Billy hit the text icon on the cell phone’s screen. A thread of messages between Broken Tooth and Travis appeared. Travis was big on the bullshit and had told Broken Tooth that Gabe, Pepper, and Misty were on board, when in fact the opposite was true. To complete the story, the final message in the thread claimed that Cory and Morris were ready to leave Billy’s crew and run with Travis. This was the message that Cory and Morris had composed.

In disgust, Billy tossed the phone onto the table and shook his head.

“You guys are something else,” he said. “You need to get rid of the car, the phone, and the body, and then you need to get the hell out of Vegas and lay low. And make sure you get the trunk of your car cleaned, just in case.”

“What about the Gypsies’ super con?” Morris asked. “You need us to pull it off. Let us hang around until the job’s done, then we’ll split.”

It was all Billy could do not to explode. He reminded himself that Cory and Morris were invincible twenty-three-year-olds, and they had no concept of how miserable their lives would become if the police linked them to Travis’s death.

“You’ll leave once you finish cleaning up. Understood?”

“Are you firing us?”

“Call it a sabbatical. I don’t want either one of you getting arrested.”

“Where should we go?”

“Cancun’s nice this time of year. You can stay at my condo.”

Billy threw down money, and they walked out of the pub. No one said anything until they were in the parking lot.

“Are you going to try and save Leon?” Morris asked.

Billy nodded. He was expecting to meet up with Broken Tooth later and get the good-faith money to give Night Train and his pals.

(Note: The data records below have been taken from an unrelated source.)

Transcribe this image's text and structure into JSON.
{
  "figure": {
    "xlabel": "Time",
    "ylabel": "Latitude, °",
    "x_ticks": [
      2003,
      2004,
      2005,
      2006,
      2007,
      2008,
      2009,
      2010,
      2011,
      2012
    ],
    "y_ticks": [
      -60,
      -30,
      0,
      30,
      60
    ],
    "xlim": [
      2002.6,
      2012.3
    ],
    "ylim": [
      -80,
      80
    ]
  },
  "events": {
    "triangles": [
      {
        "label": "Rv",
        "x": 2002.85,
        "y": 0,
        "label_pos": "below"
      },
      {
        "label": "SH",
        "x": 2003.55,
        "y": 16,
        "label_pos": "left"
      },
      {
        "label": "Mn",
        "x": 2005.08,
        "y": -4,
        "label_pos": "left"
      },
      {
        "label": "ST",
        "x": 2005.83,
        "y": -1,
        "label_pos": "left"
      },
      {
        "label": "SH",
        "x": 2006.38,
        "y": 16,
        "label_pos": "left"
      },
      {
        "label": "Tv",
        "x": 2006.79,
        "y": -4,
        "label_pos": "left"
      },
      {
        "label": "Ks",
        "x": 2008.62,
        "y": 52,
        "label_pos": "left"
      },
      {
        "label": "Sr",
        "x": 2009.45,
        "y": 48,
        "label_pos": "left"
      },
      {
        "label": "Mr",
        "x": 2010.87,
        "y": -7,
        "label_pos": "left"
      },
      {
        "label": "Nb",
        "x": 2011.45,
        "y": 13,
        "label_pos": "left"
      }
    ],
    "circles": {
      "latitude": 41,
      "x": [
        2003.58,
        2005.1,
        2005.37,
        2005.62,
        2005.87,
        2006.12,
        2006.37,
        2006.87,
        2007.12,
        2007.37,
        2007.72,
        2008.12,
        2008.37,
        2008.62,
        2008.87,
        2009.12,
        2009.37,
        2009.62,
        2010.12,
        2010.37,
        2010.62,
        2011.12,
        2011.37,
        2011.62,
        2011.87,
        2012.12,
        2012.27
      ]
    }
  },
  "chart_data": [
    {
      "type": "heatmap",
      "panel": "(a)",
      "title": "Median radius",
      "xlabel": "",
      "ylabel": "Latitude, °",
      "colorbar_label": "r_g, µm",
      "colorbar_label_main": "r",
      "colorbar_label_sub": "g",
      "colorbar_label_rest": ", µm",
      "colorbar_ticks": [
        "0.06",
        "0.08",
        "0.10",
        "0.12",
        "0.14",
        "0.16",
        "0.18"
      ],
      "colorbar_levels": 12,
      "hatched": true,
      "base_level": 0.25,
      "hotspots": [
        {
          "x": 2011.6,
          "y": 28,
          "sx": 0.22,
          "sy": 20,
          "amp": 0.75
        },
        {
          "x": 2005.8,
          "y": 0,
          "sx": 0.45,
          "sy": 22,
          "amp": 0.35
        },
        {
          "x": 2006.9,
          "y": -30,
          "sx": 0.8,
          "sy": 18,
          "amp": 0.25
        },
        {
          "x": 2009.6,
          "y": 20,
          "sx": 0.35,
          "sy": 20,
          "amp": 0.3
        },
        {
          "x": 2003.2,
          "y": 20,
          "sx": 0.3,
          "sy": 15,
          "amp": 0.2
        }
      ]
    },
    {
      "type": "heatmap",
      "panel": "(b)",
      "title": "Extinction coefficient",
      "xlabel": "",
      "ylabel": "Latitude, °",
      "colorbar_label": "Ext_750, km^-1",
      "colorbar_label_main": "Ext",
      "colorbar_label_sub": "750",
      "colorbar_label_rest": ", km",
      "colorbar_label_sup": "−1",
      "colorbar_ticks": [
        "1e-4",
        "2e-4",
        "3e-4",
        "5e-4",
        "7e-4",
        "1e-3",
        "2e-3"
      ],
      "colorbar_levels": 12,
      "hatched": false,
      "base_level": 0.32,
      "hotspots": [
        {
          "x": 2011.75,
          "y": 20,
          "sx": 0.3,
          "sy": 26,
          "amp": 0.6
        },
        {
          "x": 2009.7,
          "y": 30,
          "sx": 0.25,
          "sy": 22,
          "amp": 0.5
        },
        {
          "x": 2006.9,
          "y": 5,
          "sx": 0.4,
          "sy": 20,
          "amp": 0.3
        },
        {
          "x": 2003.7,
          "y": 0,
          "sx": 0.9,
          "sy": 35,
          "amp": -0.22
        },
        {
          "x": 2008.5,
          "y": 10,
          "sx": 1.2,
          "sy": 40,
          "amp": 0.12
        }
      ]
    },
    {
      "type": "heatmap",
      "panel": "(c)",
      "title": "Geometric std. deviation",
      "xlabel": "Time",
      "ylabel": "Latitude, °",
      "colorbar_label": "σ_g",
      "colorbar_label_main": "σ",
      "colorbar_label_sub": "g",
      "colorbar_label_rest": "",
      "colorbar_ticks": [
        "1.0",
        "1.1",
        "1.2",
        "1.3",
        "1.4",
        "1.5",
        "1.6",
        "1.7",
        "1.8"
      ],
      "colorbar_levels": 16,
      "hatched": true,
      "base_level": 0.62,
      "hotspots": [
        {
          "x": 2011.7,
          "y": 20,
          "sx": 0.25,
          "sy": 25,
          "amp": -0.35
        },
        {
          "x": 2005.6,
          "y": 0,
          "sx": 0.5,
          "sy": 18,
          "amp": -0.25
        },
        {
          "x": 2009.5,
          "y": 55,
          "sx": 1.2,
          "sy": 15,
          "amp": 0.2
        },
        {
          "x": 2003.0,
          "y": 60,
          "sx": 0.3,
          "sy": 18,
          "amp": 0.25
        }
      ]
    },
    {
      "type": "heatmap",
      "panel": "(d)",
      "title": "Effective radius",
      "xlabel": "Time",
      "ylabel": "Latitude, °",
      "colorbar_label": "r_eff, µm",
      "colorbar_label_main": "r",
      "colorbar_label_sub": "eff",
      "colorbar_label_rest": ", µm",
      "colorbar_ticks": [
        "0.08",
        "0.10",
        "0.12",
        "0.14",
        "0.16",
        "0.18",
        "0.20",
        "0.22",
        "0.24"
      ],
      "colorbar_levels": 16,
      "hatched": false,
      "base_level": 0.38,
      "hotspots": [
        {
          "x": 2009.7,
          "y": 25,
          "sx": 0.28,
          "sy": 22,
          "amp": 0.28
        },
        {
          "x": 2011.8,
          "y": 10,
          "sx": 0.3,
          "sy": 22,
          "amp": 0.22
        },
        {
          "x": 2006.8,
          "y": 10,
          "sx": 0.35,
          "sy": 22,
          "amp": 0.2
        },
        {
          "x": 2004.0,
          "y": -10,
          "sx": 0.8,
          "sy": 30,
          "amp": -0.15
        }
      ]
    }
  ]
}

At this meeting, Billy would ask Broken Tooth to release his driver now, instead of after the big game. Billy had kept his end of the bargain and hoped Broken Tooth would cut him some slack.

His car was parked by the pub’s entrance. Billy hit the unlock button on his key chain, then stopped. “Before you shot him, did you ask Travis what his beef was?”

“Yeah. Travis didn’t like you critiquing his sleight of hand,” Cory said.

“Pissed him off, huh?”

“In a major way.”

Cheats who did sleight of hand were called mechanics. In Billy’s experience, mechanics had inflated egos and high opinions of themselves. Every cheating move had a bad angle that could be detected by a powerful camera lens. Yet somehow Travis had forgotten this and let Billy’s criticisms get under his skin. Talk about ruining a beautiful thing.

“Call me after you dump the body,” he said.